In the modern IoT industry, challenges are not only technological, but also regulatory and economic. Typical edge IoT devices today are subject to numerous EU Directives and harmonized standards, such as LVD, WEEE, and REACH, whose application and testing ensure safety, reliability, and regulatory compliance. Practice shows that the greater the number of similar products on the market, the higher the level of standardization, and consequently the higher the amount of laboratory testing required. Each change in the legislative framework may trigger additional verification, directly impacting non-recurring engineering (NRE) costs, which often reach significant levels.

Devices powered from the mains supply fall under the scope of the LVD Directive and therefore require extensive testing.
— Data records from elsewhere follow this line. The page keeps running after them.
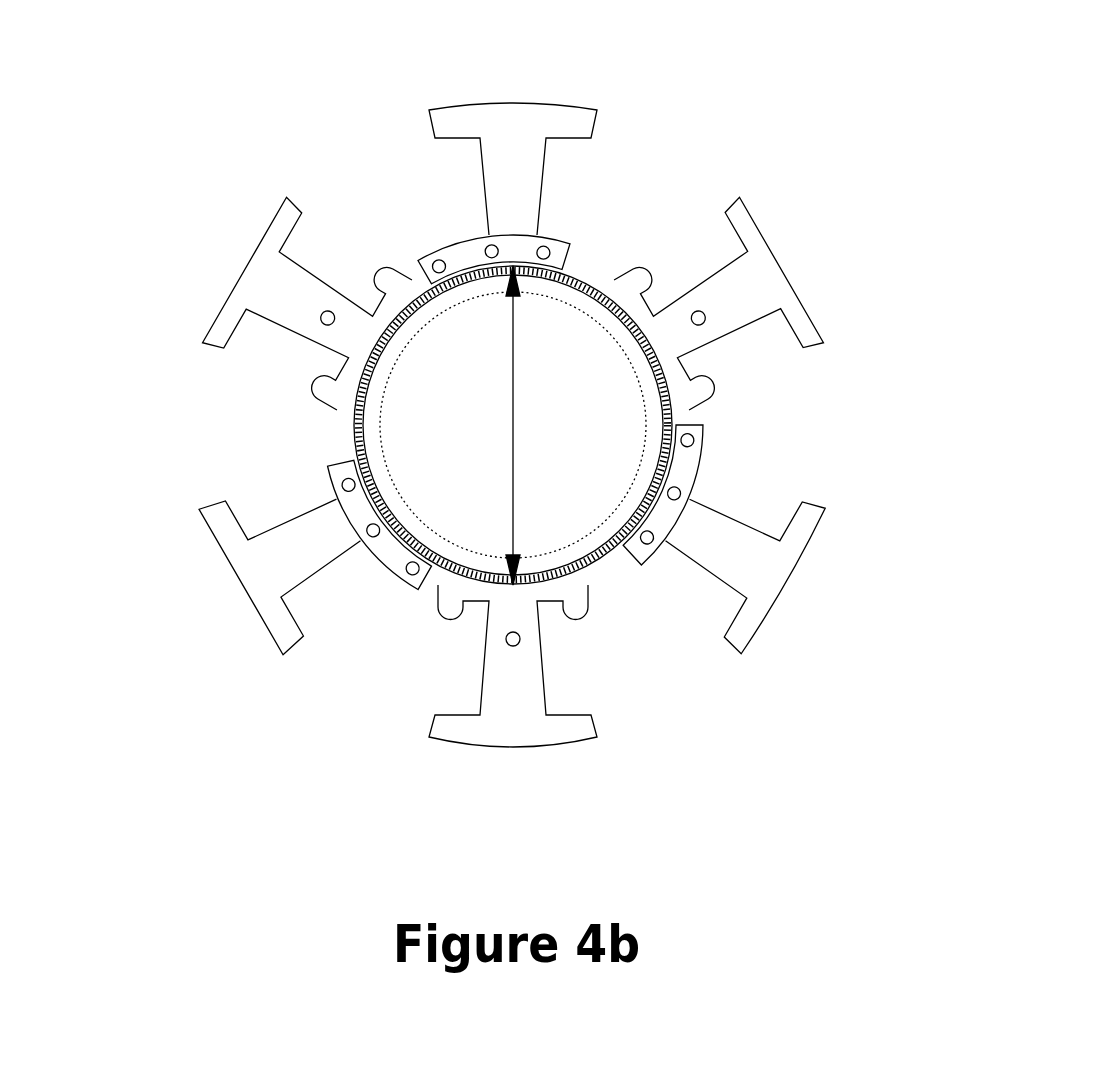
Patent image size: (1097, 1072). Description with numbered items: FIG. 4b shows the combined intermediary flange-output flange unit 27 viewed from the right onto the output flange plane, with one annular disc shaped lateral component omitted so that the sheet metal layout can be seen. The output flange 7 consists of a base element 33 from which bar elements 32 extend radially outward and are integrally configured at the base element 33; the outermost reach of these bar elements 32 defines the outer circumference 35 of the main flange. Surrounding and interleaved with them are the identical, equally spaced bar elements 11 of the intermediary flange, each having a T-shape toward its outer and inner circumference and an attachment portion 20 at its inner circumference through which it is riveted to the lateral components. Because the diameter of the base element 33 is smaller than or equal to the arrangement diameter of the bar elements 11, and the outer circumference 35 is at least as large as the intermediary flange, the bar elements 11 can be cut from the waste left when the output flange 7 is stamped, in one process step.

The combined intermediary flange-output flange unit 27 is at (664, 190).
The attachment portion 20 is at (467, 250).
The output flange 7 is at (774, 271).
The bar element 11 is at (722, 520).
The outer circumference of the main flange 35 is at (228, 293).
The bar element 32 is at (526, 692).
The base element 33 is at (357, 433).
Devices powered by batteries are not covered by LVD, but instead by WEEE, REACH, and battery disposal regulations, which represent major cost drivers. In addition, manufacturers are obligated to ensure product conformity throughout the entire lifecycle, meaning that every update of the regulatory framework may require a new round of compliance testing.

Within this context, the RT-RK engineering team developed an innovative solution: an ultra-low-power MBUS IoT device powered by energy harvesting from the interface, eliminating the need for mains connection or batteries.
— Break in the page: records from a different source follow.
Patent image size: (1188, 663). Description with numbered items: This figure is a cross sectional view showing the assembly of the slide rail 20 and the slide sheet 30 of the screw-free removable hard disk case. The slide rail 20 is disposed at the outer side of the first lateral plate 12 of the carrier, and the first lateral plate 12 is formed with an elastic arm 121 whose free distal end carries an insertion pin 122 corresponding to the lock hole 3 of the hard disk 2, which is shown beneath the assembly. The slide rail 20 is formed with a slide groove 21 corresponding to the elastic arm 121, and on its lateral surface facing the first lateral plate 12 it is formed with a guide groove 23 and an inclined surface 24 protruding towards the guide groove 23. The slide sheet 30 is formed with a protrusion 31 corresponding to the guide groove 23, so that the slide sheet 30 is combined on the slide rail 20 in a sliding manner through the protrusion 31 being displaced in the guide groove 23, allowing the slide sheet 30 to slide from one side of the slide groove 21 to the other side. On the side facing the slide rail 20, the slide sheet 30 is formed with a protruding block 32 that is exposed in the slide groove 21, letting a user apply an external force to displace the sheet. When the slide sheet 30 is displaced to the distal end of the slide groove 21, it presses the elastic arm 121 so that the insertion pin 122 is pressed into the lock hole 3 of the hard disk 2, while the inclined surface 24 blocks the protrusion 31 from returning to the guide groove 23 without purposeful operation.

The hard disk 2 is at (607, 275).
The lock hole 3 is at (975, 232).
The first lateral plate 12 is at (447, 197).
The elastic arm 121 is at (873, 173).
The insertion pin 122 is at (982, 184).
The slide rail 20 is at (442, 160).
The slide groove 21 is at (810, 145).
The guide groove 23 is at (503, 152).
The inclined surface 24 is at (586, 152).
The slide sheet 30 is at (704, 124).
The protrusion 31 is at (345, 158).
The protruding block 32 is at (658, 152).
Figure 1. 3D exploded view

Technical solution

By applying precise timing and charging-current control within the limits defined by the MBUS standard, combined with continuous supercapacitor charge monitoring, implementation of a dedicated state-machine architecture, and extensive use of power-down modes of on-board ICs, RT-RK developed a device that operates efficiently and reliably, comparable to systems using standard power-supply topologies and conventional energy sources.
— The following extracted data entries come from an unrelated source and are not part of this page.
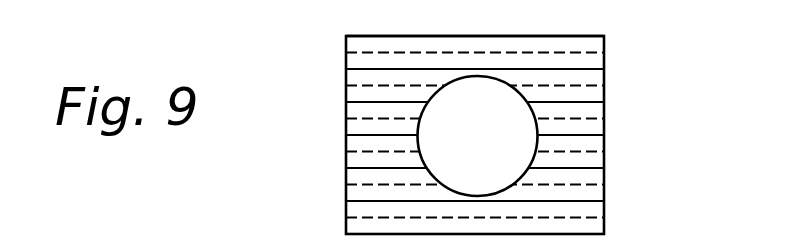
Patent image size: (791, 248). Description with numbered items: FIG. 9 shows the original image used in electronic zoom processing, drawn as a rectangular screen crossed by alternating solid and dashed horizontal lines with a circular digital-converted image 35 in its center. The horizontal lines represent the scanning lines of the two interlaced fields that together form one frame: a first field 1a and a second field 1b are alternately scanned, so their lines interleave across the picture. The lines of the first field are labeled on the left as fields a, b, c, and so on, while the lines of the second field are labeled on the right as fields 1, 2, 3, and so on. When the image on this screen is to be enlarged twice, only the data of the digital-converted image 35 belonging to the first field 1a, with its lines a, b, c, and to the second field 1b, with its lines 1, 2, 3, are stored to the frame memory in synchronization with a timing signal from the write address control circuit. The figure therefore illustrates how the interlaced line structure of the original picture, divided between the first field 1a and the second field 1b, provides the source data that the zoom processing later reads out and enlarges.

The second field line 1 is at (595, 93).
The first field 1a is at (558, 46).
The second field 1b is at (587, 62).
The second field line 2 is at (593, 129).
The second field line 3 is at (592, 163).
The digital-converted image 35 is at (461, 76).
The first field line a is at (355, 77).
The first field line b is at (355, 107).
The first field line c is at (355, 145).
Figure 2. Solution Architecture

Additional electronic and mechanical optimization, together with the use of pre-certified radio modules, demonstrates how smart engineering design choices enable control of total lifecycle costs while maintaining high performance and system reliability—exactly in line with our customers’ requirements.

The wireless interface is activated only when sufficient energy has been accumulated in the supercapacitor. Once the predefined energy threshold is reached, the device briefly enables the Wi-Fi module, transmits the collected measurement data to the cloud, and then returns to ultra-low-power operation. This duty-cycled connectivity approach ensures reliable remote data delivery while preserving the energy-harvesting power budget.

Experimental verification

The functionality of the energy-harvesting-based system was confirmed through practical measurements in a real environment. As part of the validation process, the supercapacitor charging behavior was observed while the device’s main controller was operating in light sleep mode.

Test 1 – Supercapacitor Charging Graph from empty to full while devices is in “light sleep” mode

• Initial voltage: 0.791 V
• Fully charged supercapacitor voltage: 4.804 V
• Measurement start time: 11:16:20
• Measurement end time: 11:52:54
• Total charging time: 36 min 42 s

Figure 3. Supercapacitor Charging and Device Current Consumption

The results demonstrate that stable system operation can be achieved exclusively using energy harvested from the interface, while maintaining ultra-low power consumption of the main processor.

Benefits

• Elimination of mains connection and batteries
• Ultra-low power consumption
• Efficient energy harvesting from available interfaces
• Reduced NRE costs and easier long-term market sustainability
• Compliance with relevant EU standards and Directives

This project represents a clear example of how smart engineering solutions can balance technical performance with economic sustainability, delivering products that are reliable, long-lasting, and easy to maintain throughout their lifecycle.